A new oat variety was co-released this spring with the University of Florida, Harrison said. FL 0720 is a very good forage and silage oat with both high forage production and high grain production. It’s resistant to crown rust.

License is pending and will likely include a Louisiana-based seed company, he said.

A number of Sungrains wheat breeding lines with good scab resistance are in the pipeline but not yet at the release stage, Harrison said.

Harrison works with plant pathologists Don Groth at the Rice Research Station in Crowley, Trey Price at the Macon Ridge Research Station in Winnsboro, Boyd Padgett at the Dean Lee Research Station in Alexandria and Jong Ham in the Department of Plant Pathology and Crop Physiology on campus in Baton Rouge.

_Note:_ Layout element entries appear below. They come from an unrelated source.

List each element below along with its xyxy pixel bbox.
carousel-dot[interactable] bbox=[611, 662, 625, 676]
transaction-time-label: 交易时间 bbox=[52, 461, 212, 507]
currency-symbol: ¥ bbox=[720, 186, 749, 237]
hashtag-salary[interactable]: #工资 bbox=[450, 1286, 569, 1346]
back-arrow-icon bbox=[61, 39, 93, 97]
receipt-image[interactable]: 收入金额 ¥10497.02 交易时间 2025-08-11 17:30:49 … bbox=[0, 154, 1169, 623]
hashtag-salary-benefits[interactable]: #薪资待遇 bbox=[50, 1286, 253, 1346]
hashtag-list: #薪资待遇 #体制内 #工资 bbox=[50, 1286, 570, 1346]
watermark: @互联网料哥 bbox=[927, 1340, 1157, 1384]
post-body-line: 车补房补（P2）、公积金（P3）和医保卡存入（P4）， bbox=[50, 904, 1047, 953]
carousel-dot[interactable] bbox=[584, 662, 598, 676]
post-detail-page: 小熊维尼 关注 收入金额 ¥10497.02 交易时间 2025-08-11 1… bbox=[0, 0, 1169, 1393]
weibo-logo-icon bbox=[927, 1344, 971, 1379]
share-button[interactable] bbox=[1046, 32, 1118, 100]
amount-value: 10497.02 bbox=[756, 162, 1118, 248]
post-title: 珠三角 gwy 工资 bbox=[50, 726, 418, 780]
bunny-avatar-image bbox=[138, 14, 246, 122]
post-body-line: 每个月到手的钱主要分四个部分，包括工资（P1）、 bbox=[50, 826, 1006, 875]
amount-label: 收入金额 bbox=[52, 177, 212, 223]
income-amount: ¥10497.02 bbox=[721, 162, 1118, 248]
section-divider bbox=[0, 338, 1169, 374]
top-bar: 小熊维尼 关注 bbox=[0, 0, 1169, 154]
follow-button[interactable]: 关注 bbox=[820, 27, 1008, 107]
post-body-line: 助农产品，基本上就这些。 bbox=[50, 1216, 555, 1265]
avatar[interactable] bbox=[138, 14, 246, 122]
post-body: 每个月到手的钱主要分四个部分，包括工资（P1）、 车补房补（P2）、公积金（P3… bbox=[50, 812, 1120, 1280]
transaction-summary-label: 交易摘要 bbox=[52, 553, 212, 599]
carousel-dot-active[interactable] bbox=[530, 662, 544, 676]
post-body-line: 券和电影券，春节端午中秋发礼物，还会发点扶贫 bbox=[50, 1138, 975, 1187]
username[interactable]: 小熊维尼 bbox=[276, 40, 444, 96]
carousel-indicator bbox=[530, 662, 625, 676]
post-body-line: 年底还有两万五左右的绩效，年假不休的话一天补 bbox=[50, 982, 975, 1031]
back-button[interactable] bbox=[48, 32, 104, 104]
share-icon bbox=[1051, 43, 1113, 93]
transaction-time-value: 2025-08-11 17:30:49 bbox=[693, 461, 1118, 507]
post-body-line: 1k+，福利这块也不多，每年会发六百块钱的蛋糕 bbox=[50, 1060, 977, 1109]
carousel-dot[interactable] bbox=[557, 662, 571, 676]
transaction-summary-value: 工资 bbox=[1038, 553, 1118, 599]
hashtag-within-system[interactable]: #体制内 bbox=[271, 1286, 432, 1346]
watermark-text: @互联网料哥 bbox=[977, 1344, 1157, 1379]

“Collaborators are very important in a breeding program,” Harrison said. In addition to the plant pathologists, he depends on two researchers in the School of Plant, Environmental and Soil Sciences – Kun-Jun Han for evaluating forage quality and Niranjan Baisakh for work in developing molecular markers used as part of the breeding program.

Wheat was harvested on 149,838 acres in Louisiana in 2014 with a gross farm value of $63.4 million and value added $11.1 million for a total value of production of $74.6 million.